A key part of insurance company Lemonade’s pitch to investors and customers is its ability to disrupt the normally staid insurance industry with artificial intelligence. It touts friendly chatbots like AI Maya and AI Jim, which help customers sign up for policies for things like homeowners’ or pet health insurance, and file claims through Lemonade’s app. And it has raised hundreds of millions of dollars from public and private market investors, in large part by positioning itself as an AI-powered tool.
Yet less than a year after its public market debut, the company, now valued at $5 billion, finds itself in the middle of a PR controversy related to the technology that underpins its services.
On Twitter and in a blog post on Wednesday, Lemonade explained why it deleted what it called an “awful thread” of tweets it had posted on Monday. Those now-deleted tweets had said, among other things, that the company’s AI analyzes the videos that users submit when they file insurance claims for signs of fraud, picking up “non-verbal cues that traditional insurers can’t, since they don’t use a digital claims process.”
The deleted tweets, which can still be viewed via the Internet Archive’s Wayback Machine, caused an uproar on Twitter. Some Twitter users were alarmed at what they saw as a “dystopian” use of technology, as the company’s posts suggested its customers’ insurance claims could be vetted by AI based on unexplained factors picked up from their video recordings. Others dismissed the company’s tweets as “nonsense.”
“As an educator who collects examples of AI snake oil to alert students to all the harmful tech that’s out there, I thank you for your outstanding service,” Arvind Narayanan, an associate professor of computer science at Princeton University, tweeted on Tuesday in response to Lemonade’s tweet about “non-verbal cues.”
Confusion about how the company processes insurance claims, caused by its choice of words, “led to a spread of falsehoods and incorrect assumptions, so we’re writing this to clarify and unequivocally confirm that our users aren’t treated differently based on their appearance, behavior, or any personal/physical characteristic,” Lemonade wrote in its blog post Wednesday.
Lemonade’s initially muddled messaging, and the public reaction to it, serves as a cautionary tale for the growing number of companies marketing themselves with AI buzzwords. It also highlights the challenges presented by the technology: While AI can act as a selling point, such as by speeding up a typically fusty process like the act of getting insurance or filing a claim, it is also a black box. It’s not always clear why or how it does what it does, or even when it’s being employed to make a decision.
In its blog post, Lemonade wrote that the phrase “non-verbal cues” in its now-deleted tweets was a “bad choice of words.” Rather, it said it meant to refer to its use of facial-recognition technology, which it relies on to flag insurance claims that one person submits under more than one identity — claims that are flagged go on to human reviewers, the company noted.
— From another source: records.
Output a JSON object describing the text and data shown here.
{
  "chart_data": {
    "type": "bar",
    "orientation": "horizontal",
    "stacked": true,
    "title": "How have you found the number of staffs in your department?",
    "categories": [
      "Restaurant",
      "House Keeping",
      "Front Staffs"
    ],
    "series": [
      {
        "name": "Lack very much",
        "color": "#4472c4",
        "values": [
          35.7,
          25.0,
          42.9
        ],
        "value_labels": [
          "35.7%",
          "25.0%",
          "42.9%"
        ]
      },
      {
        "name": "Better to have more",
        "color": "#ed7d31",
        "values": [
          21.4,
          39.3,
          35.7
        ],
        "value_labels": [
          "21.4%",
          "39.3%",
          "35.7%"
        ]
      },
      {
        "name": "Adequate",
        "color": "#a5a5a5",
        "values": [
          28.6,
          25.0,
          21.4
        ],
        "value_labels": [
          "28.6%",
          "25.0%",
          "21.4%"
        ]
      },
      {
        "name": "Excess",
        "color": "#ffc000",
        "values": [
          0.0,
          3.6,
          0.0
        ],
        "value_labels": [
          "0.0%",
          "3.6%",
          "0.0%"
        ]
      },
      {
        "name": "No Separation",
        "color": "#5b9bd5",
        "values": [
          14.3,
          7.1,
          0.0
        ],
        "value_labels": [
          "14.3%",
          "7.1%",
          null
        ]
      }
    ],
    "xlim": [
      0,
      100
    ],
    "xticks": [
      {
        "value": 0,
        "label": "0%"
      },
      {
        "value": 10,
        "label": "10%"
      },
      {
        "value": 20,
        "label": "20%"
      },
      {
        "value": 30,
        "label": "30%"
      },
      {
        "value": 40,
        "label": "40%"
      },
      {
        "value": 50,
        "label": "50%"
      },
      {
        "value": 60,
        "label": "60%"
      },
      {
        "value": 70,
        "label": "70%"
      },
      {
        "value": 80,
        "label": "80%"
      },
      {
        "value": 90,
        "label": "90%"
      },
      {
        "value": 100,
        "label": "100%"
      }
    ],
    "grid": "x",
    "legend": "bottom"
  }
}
The explanation is similar to the process the company described in a blog post in January 2020, in which Lemonade shed some light on how its claims chatbot, AI Jim, flagged efforts by a man using different accounts and disguises in what appeared to be attempts to file fraudulent claims. While the company did not state in that post whether it used facial recognition technology in those instances, Lemonade spokeswoman Yael Wissner-Levy confirmed to CNN Business this week that the technology was employed then to detect fraud.
Though increasingly widespread, facial-recognition technology is controversial. The technology has been shown to be less accurate when identifying people of color. Several Black men, at least, have been wrongfully arrested after false facial recognition matches.
They tweeted on Wednesday that it does not use and isn’t trying to build AI “that uses physical or personal features to deny claims (phrenology/physiognomy),” and that it doesn’t consider factors such as a person’s background, gender, or physical characteristics in evaluating claims. Lemonade also said it never allows AI to automatically decline claims.
But in Lemonade’s IPO paperwork, filed with the Securities and Exchange Commission last June, the company wrote that AI Jim “handles the entire claim through resolution in approximately a third of cases, paying the claimant or declining the claim without human intervention”.
Wissner-Levy told CNN Business that AI Jim is a “branded term” the company uses to talk about its claims automation, and that not everything AI Jim does uses AI. While AI Jim uses the technology for some actions, such as detecting fraud with facial recognition software, it uses “simple automation” — essentially, preset rules — for other tasks, such as determining if a customer has an active insurance policy or if the amount of their claim is less than their insurance deductible.
“It’s no secret that we automate claim handling. But the decline and approve actions are not done by AI, as stated in the blog post,” she said.
When asked how customers are supposed to understand the difference between AI and simple automation if both are done under a product that has AI in its name, Wissner-Levy said that while AI Jim is the chatbot’s name, the company will “never let AI, in terms of our artificial intelligence, determine whether to auto reject a claim.”
“We will let AI Jim, the chatbot you’re speaking with, reject that based on rules,” she added.
Asked if the branding of AI Jim is confusing, Wissner-Levy said, “In this context I guess it was.” She said this week is the first time the company has heard of the name confusing or bothering customers.